What is a rare disease?

Rare diseases are defined using the frequency (prevalence) criterion. In the European Union (EU), a disease is considered rare if no more than five out of 10,000 people are affected. Around 7,000 to 8,000 diseases of the approx. 30,000 known diseases are classified as rare.

What are the characteristics of a rare disease?

Rare diseases are usually complex, serious and chronic diseases that often appear in childhood. The quality of life and / or life expectancy are often limited. Approx. 80 percent of these diseases are genetic, but they also include certain infectious diseases, autoimmune diseases and rare forms of cancer. After an often lengthy diagnostic process, rare diseases usually also require sophisticated treatment.

What are possible signs of a rare disease?

The following points can indicate a rare disease:

  • Chronic or (several) different symptoms with an unclear cause occur again and again.
  • Current therapies do not respond or only lead to temporary relief of the symptoms.
  • Immediate relatives have the same or similar symptoms or have an already diagnosed rare disease.

Who do I contact if I suspect a rare disease?

If you suspect a rare disease, the first point of contact for clarifying complaints and diagnostics - just as with a common disease - is your family doctor. They will refer you to a specialist or, if there is already a specific suspicion of a certain disease, they can also put you in direct contact with a specialized center or other clinical facility (outpatient department). An accurate diagnosis of unclear chronic symptoms is important in order to gain clarity about the symptoms and to find an effective therapy.

How do I find experts to treat my disease?

Once you have been diagnosed with a specific rare disease, treatment can sometimes also be given at the same facility where the diagnosis was made. In other cases, you will be referred to a specialized center. Orphanet's online database, in which specialized clinical facilities for rare diseases are listed, helps when looking for experts. The respective patient organizations and self-help groups also offer guidance.

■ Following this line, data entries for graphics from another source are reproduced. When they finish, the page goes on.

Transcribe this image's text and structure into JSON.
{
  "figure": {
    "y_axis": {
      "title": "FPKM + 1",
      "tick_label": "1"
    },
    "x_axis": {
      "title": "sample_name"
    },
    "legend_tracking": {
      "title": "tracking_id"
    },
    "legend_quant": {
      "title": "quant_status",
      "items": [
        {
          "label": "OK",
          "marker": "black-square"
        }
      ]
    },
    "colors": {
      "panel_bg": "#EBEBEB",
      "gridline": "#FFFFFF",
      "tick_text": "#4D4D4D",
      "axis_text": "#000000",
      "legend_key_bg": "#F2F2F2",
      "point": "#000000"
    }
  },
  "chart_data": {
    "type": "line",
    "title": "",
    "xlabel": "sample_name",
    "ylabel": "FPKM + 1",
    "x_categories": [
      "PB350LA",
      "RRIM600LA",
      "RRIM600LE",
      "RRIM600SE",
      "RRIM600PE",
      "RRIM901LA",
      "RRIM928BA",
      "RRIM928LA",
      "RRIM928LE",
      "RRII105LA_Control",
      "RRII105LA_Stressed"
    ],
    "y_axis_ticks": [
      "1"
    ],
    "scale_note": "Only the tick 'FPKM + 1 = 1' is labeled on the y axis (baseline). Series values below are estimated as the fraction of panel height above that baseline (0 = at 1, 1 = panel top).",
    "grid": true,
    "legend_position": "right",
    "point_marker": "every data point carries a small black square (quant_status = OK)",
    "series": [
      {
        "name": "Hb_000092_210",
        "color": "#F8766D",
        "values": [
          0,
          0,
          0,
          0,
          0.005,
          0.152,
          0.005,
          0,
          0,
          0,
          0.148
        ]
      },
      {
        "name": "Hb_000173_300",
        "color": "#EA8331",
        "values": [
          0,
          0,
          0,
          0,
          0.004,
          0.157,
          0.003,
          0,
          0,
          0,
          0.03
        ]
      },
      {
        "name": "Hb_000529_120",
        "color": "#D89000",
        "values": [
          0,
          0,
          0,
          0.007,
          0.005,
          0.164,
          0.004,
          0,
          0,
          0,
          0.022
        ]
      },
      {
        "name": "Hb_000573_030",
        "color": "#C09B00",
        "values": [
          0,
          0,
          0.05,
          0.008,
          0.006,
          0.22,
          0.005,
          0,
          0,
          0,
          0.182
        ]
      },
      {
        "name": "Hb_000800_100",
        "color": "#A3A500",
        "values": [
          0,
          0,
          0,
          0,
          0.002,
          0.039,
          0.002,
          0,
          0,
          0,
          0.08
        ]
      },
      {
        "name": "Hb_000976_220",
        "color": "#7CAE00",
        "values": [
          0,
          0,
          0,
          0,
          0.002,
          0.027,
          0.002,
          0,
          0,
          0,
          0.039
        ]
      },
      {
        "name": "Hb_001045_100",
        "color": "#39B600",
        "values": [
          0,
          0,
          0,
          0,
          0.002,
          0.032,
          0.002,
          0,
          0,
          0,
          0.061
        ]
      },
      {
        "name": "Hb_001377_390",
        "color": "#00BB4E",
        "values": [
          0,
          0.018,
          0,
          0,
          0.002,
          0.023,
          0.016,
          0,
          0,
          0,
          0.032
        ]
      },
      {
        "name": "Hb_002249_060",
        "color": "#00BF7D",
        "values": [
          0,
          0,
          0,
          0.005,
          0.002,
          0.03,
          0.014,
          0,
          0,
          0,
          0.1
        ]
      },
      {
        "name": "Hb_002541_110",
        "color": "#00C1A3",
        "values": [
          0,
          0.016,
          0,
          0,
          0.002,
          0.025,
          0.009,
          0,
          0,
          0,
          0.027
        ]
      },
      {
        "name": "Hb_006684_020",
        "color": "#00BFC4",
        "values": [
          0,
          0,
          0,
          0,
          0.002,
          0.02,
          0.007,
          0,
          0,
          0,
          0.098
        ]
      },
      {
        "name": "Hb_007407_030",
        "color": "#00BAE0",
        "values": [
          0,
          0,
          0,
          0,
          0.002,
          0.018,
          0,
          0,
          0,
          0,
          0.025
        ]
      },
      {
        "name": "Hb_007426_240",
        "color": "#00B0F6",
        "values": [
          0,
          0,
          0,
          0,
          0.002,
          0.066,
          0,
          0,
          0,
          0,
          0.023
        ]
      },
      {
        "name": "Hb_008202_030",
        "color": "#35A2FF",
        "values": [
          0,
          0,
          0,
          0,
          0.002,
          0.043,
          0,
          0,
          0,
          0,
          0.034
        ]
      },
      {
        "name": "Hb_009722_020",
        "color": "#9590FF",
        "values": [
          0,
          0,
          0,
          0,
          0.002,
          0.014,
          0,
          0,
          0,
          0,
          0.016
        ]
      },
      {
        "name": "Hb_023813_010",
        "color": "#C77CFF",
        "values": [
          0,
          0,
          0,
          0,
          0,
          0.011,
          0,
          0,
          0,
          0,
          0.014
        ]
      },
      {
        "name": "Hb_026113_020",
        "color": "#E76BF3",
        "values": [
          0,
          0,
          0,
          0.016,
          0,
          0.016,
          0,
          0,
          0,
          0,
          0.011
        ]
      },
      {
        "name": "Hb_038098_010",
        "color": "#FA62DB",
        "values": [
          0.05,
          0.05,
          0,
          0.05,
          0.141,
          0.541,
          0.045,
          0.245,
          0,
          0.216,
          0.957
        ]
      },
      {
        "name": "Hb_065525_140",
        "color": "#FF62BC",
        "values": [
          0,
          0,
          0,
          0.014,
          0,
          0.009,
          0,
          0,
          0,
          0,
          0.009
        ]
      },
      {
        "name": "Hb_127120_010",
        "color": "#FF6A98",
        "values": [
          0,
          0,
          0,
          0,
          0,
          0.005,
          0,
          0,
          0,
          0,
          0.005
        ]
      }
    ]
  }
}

Where can I find advice and help with a rare disease?

Self-help groups and patient organizations for various rare diseases are available with information, advice and help. You can find more information under Advice and Help.

Is there a medication for my rare disease?

The attending physician can prescribe a medication for the treatment of a rare disease. Many rare diseases cannot yet be treated causally, however, and drugs are often only available in so-called “off-label use”, which requires care at a specialized center. For more information on specific drugs for rare diseases, visit the Orphanet - Orphan Drugs website.

Where can I find information on individual clinical pictures?

Orphanet - Rare Diseases offers comprehensive information on individual clinical pictures. Here you can search for disease names, genes or an alphabetical list, for example. Patient organizations also have in-depth knowledge of their illness and provide relevant information material.

In which cases can or must the treatment take place abroad?

For some rare diseases there are no or insufficient treatment options in Austria, so that treatment in specialized centers abroad is necessary. The national contact point for cross-border healthcare ("contact point for patient mobility") provides information on organizational processes, requirements, etc.

How do I find out if there is a clinical study on my condition?

Orphanet Research and Clinical Studies provides information on current studies and searches for research projects on specific rare diseases. In addition, patient organizations and self-help groups are usually up to date.